Responsibilities:   
Merchandising:   
  

•    Responsibilities include all aspects of the merchandising, advertising, promotional affairs, and media relations across the retail and wholesale divisions of the company. Responsible for the development, execution and communication of Tully’s brand strategy and positioning. Marketing liaison to Company’s international licensees. Advises and assist in the development, planning and execution of the Companies business strategies.

Supply Chain:   
  

•    Establishes and manages towards achieving an annual Supply Chain operating plan and budget that aligns with Tully’s annual plan and budget.

 

•    Develops and integrates a coherent, effective and actionable supply chain strategy that aligns with Tully’s strategic interests.

 

•    Provides executive leadership to the Tully’s enterprise within the role of an Executive Leadership Team member.

 

•    Provides organizational leadership and coaching to the Supply Chain team. Ensures business


  

      needs are met through effective management, training and personal development.

 

•    Leads consistently within Tully’s “Code of Business Conduct.”

 

•    Establishes the appropriate business protocol with all key vendors doing business with Tully’s including, selection (competitive bidding), negotiations, supply agreements, ongoing business relationships, etc.

 

•    Secure green coffee contracts to meet Tully’s annual demand.
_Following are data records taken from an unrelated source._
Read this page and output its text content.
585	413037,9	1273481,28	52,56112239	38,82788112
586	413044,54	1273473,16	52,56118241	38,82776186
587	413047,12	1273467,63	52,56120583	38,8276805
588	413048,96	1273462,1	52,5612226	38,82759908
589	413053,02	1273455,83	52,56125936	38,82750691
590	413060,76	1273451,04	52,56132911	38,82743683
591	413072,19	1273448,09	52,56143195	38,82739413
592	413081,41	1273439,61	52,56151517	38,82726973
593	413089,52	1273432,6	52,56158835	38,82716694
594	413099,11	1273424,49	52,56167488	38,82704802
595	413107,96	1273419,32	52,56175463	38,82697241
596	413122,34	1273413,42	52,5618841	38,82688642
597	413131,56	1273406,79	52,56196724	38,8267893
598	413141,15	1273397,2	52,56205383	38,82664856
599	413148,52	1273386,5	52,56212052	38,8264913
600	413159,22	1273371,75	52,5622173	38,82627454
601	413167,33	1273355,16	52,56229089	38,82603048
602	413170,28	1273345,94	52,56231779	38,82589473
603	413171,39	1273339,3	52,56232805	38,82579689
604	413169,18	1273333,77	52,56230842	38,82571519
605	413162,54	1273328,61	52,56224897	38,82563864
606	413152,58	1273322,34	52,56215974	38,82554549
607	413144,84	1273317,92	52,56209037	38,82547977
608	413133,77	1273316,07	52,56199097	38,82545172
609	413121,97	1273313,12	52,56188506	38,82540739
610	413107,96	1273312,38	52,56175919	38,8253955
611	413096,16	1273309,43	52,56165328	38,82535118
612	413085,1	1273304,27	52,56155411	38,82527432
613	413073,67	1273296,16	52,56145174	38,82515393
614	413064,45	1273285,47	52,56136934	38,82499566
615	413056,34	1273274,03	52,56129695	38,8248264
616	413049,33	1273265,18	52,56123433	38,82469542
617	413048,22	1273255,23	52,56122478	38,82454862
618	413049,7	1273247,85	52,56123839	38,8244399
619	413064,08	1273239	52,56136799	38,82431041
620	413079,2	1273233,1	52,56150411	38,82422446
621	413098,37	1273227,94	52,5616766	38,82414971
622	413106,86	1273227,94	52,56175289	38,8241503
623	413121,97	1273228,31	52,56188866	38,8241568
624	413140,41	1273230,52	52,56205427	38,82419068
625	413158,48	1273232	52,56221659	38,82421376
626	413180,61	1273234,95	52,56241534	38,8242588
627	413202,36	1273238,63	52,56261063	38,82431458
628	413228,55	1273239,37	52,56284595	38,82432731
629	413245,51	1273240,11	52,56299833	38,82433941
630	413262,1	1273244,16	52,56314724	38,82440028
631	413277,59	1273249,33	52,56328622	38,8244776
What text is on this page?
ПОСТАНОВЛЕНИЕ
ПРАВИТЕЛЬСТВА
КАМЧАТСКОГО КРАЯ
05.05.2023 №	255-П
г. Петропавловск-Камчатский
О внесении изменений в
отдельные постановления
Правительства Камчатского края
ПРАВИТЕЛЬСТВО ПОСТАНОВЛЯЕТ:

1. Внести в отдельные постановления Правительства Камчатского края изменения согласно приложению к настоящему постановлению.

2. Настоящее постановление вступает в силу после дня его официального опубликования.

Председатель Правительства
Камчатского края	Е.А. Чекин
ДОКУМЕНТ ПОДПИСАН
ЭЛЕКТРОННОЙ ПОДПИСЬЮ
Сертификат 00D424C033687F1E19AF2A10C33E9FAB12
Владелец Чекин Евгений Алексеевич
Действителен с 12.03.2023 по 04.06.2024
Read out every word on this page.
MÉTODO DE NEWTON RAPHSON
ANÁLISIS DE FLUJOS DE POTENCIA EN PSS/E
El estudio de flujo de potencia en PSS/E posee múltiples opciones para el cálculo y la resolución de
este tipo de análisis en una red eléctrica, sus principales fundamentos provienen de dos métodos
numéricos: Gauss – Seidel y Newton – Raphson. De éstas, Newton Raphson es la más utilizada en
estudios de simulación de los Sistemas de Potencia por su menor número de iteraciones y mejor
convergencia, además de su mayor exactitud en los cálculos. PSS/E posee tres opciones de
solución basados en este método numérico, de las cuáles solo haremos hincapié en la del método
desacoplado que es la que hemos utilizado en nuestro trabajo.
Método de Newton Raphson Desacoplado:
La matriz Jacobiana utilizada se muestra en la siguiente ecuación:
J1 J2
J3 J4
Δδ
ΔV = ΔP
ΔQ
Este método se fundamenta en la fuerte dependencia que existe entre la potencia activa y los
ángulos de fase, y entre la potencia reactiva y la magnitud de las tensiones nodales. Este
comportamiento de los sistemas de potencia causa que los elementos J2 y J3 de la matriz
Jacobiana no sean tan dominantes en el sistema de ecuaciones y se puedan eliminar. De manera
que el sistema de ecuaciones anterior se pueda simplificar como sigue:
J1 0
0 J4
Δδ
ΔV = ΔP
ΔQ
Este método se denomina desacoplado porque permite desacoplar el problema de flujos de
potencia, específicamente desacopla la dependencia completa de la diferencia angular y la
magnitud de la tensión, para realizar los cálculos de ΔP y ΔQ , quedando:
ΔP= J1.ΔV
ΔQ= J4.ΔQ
Appropriately manages the balance of green bean supply, quality and cash-flow risk.

 

•    Ensures Tully’s business forecast across all three operating divisions (retail, wholesale and international) have adequate supply of inventory to meet expected demand.

 

•    Optimizes customer service requirements with Tully’s cash-flow need.

 

•    Provide training and documentation to ensure a safe work environment.

 

•    Provide and manage coffee product R & Development.

 

•    Establish and document Tully’s product quality standards.

 

•    Responsible for the general operational aspects of Tully’s corporate facilities.

Base Salary:

  

Salary to begin January 3, 2005 at the annualized rate of $125,000 paid in arrears in accordance with the Company’s normal payroll practices (currently bi-weekly) and shall be reviewed annually on April 1.


Car Allowance:   

Employee shall receive a $650 per month automobile allowance, subject to statutory tax withholdings.

Bonus Potential:   

Employee shall participate in the Company’s annual bonus plan for the fiscal year beginning April 4, 2005.

Paid Vacation:   

Employee will receive 3 weeks paid vacation annually.

Benefits:   

Participation in the Company’s employee benefits program (subject to plan requirements) including medical, dental, vision and death benefits, 401(k) plan, holidays and employee discounts.

Options:   

Subject to granting by the Board of Directors, employee shall receive a nonqualified option grant of 95,000 shares (summarized below), subject to the vesting, exercise and other general terms and condition contained in the Company’s 2004 Stock Option Plan:

 

10,000 shares with an option price of $0.31 per share that vest 100% on January 31, 2005;

 

25,000 shares with an option price of $0.31 per share that vest 100% on January 1, 2006;

 

30,000 shares with an option price of $1.50 per share that vest 100% on January 1, 2007;

 

30,000 shares with an option price of $2.00 per share that vest 100% on January 1, 2008;


Termination:   

Termination for cause shall include: (1) felony conviction, (2) Employee theft, fraud, or gross dishonesty (3) moral turpitude, (4) willful insubordination or (5) any action that is injurious to the Company’s reputation of business.

 

Termination without cause may be initiated by either Employee or the Company on 30 days written notice.

Other:   

Employee is subject to the Company’s standard Confidentiality Agreement and the Tully’s Code of Business Conduct.